Piekło na Ziemi: Reloaded zaczyna się tuż po tym. Jasne - świat ma dalej swoje problemy - wciąż jest co robić - dalej jest syf, zniszczenia, potwory i być może wojna domowa wśród zwycięzców. Ale to jest blady cień sytuacji wyjściowej w Piekle na Ziemi Classic. Tam gracze byli saperami siedzącymi na tykającej bombie, tutaj są sprzątaczkami - okej, źli kolesie nie zostali pokonani do końca - ale jeśli w The Unity szwarcchataktry dały z siebie wszystko i nie wygrały, to teraz już aż tak nie straszą. I nie ma już Konwoju. Szkoda, bardzo lubiłem, po co było rezygnować z takiego fajnego pomysłu?
A od dobrej strony?
Czy jest storylinia, którą przyjąłem pozytywnie z całym dobrodziejstwem inwentarza?Ha! Dobre pytanie. Bo wiecie, ja dalej lubię L5K, 7th sea i Deadlands. I jeżeli w ichnich storyliniach trafię na coś, co mi się spodoba, to to sobie wezmę i zrobię z tego scenariusz. Po prostu nie czuję się zobowiązany brać wszystkiego jak leci.

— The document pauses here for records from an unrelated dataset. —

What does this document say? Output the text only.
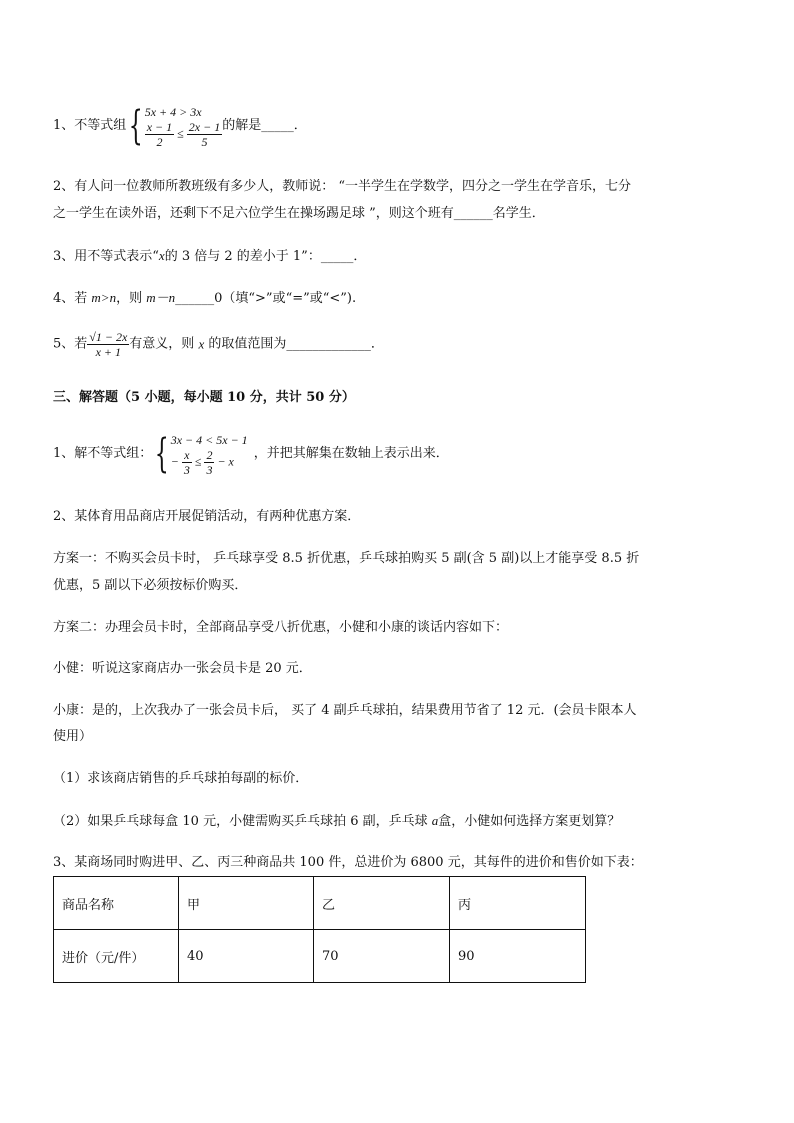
1、不等式组{ 5x + 4 > 3x
$\frac{x - 1}{2} \le \frac{2x - 1}{5}$ 的解是_____．
2、有人问一位教师所教班级有多少人，教师说： “一半学生在学数学，四分之一学生在学音乐，七分
之一学生在读外语，还剩下不足六位学生在操场踢足球 ”，则这个班有______名学生．
3、用不等式表示“x的 3 倍与 2 的差小于 1”：_____．
4、若 m>n，则 m－n______0（填“>”或“=”或“<”).
5、若 $\frac{√1 - 2x}{x + 1}$ 有意义，则 x 的取值范围为_____________．
三、解答题（5 小题，每小题 10 分，共计 50 分）
1、解不等式组：{ 3x − 4 < 5x − 1
− $\frac{x}{3} \le \frac{2}{3} - x$	，并把其解集在数轴上表示出来．
2、某体育用品商店开展促销活动，有两种优惠方案．
方案一：不购买会员卡时， 乒乓球享受 8.5 折优惠，乒乓球拍购买 5 副(含 5 副)以上才能享受 8.5 折
优惠，5 副以下必须按标价购买．
方案二：办理会员卡时，全部商品享受八折优惠，小健和小康的谈话内容如下：
小健：听说这家商店办一张会员卡是 20 元．
小康：是的，上次我办了一张会员卡后， 买了 4 副乒乓球拍，结果费用节省了 12 元．(会员卡限本人
使用）
（1）求该商店销售的乒乓球拍每副的标价．
（2）如果乒乓球每盒 10 元，小健需购买乒乓球拍 6 副，乒乓球 a盒，小健如何选择方案更划算？
3、某商场同时购进甲、乙、丙三种商品共 100 件，总进价为 6800 元，其每件的进价和售价如下表：
商品名称	甲	乙	丙
进价（元/件）	40	70	90
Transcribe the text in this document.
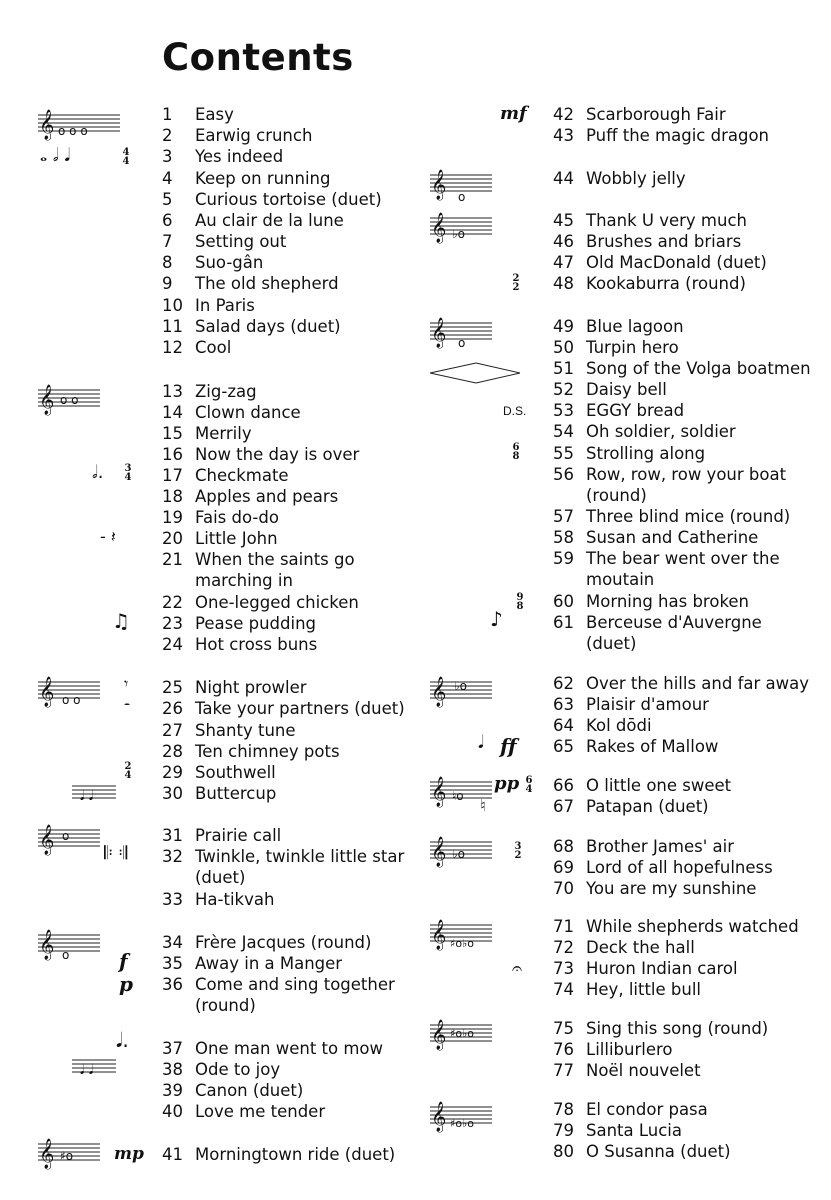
Contents
1	Easy
2	Earwig crunch
3	Yes indeed
4	Keep on running
5	Curious tortoise (duet)
6	Au clair de la lune
7	Setting out
8	Suo-gân
9	The old shepherd
10 In Paris
11 Salad days (duet)
12 Cool
13 Zig-zag
14 Clown dance
15 Merrily
16 Now the day is over
17 Checkmate
18 Apples and pears
19 Fais do-do
20 Little John
21 When the saints go
marching in
22 One-legged chicken
23 Pease pudding
24 Hot cross buns
25 Night prowler
26 Take your partners (duet)
27 Shanty tune
28 Ten chimney pots
29 Southwell
30 Buttercup
31 Prairie call
32 Twinkle, twinkle little star
(duet)
33 Ha-tikvah
34 Frère Jacques (round)
35 Away in a Manger
36 Come and sing together
(round)
37 One man went to mow
38 Ode to joy
39 Canon (duet)
40 Love me tender
41 Morningtown ride (duet)
42 Scarborough Fair
43 Puff the magic dragon
44 Wobbly jelly
45 Thank U very much
46 Brushes and briars
47 Old MacDonald (duet)
48 Kookaburra (round)
49 Blue lagoon
50 Turpin hero
51 Song of the Volga boatmen
52 Daisy bell
53 EGGY bread
54 Oh soldier, soldier
55 Strolling along
56 Row, row, row your boat
(round)
57 Three blind mice (round)
58 Susan and Catherine
59 The bear went over the
moutain
60 Morning has broken
61 Berceuse d'Auvergne
(duet)
62 Over the hills and far away
63 Plaisir d'amour
64 Kol dōdi
65 Rakes of Mallow
66 O little one sweet
67 Patapan (duet)
68 Brother James' air
69 Lord of all hopefulness
70 You are my sunshine
71 While shepherds watched
72 Deck the hall
73 Huron Indian carol
74 Hey, little bull
75 Sing this song (round)
76 Lilliburlero
77 Noël nouvelet
78 El condor pasa
79 Santa Lucia
80 O Susanna (duet)
𝄞 o o o
𝅝 𝅗𝅥 𝅘𝅥	4
4
𝄞 o o
𝅗𝅥. 3
4
- 𝄽
♫
𝄞 o o
𝄾
𝄼
2
4
𝅘𝅥 𝅘𝅥
𝄞 o
𝄆 𝄇
𝄞 o f
p
𝅘𝅥.
𝅘𝅥 𝅘𝅥
𝄞 ♯o mp
mf
𝄞 o
𝄞 ♭o
2
2
𝄞 o
D.S.
6
8
9
8
♪
𝄞 ♭o
𝅘𝅥 ff
𝄞 ♮o
pp 6
4
♮
𝄞 ♭o
3
2
𝄞 ♯o♭o
𝄐
𝄞 ♯o♭o
𝄞 ♯o♭o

Ale czy był taki przypadek, że przyjąłem zmiany międzyedycyjne z całym dobrodziejstwem inwentarza? Tak. To była II edycja Warhammera. Tam pomiędzy I ed. a II ed. przydarzyła się Inwazja Chaosu. Już machnąłem ręką na to, że rękami NPCów - WFRP kładzie na nich mniejszy nacisk, a i bohaterowie z definicji są mniej heroiczni, poza tym główną rolę odegrały anonimowe armie a nie Karl Franz osobiście bijący się z Archaonem. Ale dlaczego mi się podobała?
- Bo dodała nowe możliwości nie niszcząc starych. Wszystkie ważne elementy będące siłami napędowymi konfliktów w I edycji dalej istnieją, a doszło kilka nowych możliwości - np. uchodźcy, czy postchaosapokalipsa. Ale nikt nie zabił Nurgla. Jedyną ofiarą był Malal zamordowany przez prawa autorskie.
- Bo WFRP nie jest tak skupione na konkretnych miejscach, konfliktach i osobach jak Deadlands, L5K czy 7th sea. Nie miało dodatków opisujących każdą z prowincji, które były fajne, a teraz poszły do piekła.
- Bo sama Burza Chaosu trwała ledwie chwilkę - to nie jest 40 lat z L5K. Świat nie zdezaktualizował się przez sam upływ czasu.
- Bo tu zmiany były potrzebne. Wiecie... to sprawa indywidualna, ale w przypadku WFRP od wydania pierwszej edycji do drugiej minęło jakieś 20 lat. Nawet polskie edycje dzieliło od siebie lat 11. Trzeba było wpuścić trochę świeżego powietrza - a i tak świat poszedł do przodu tylko kawałeczek. Natomiast L5K w 8 lat naszego rzeczywistego czasu (I edycja to 1997 a III wyszła w 2005) pognało 40 lat. Nie wiem ile sesji miesięcznie musiałbym zagrać, żeby za tym nadążyć. Ale na pewno kilkakrotnie więcej niż gram, a i tak musiałbym skupić się tylko na L5K.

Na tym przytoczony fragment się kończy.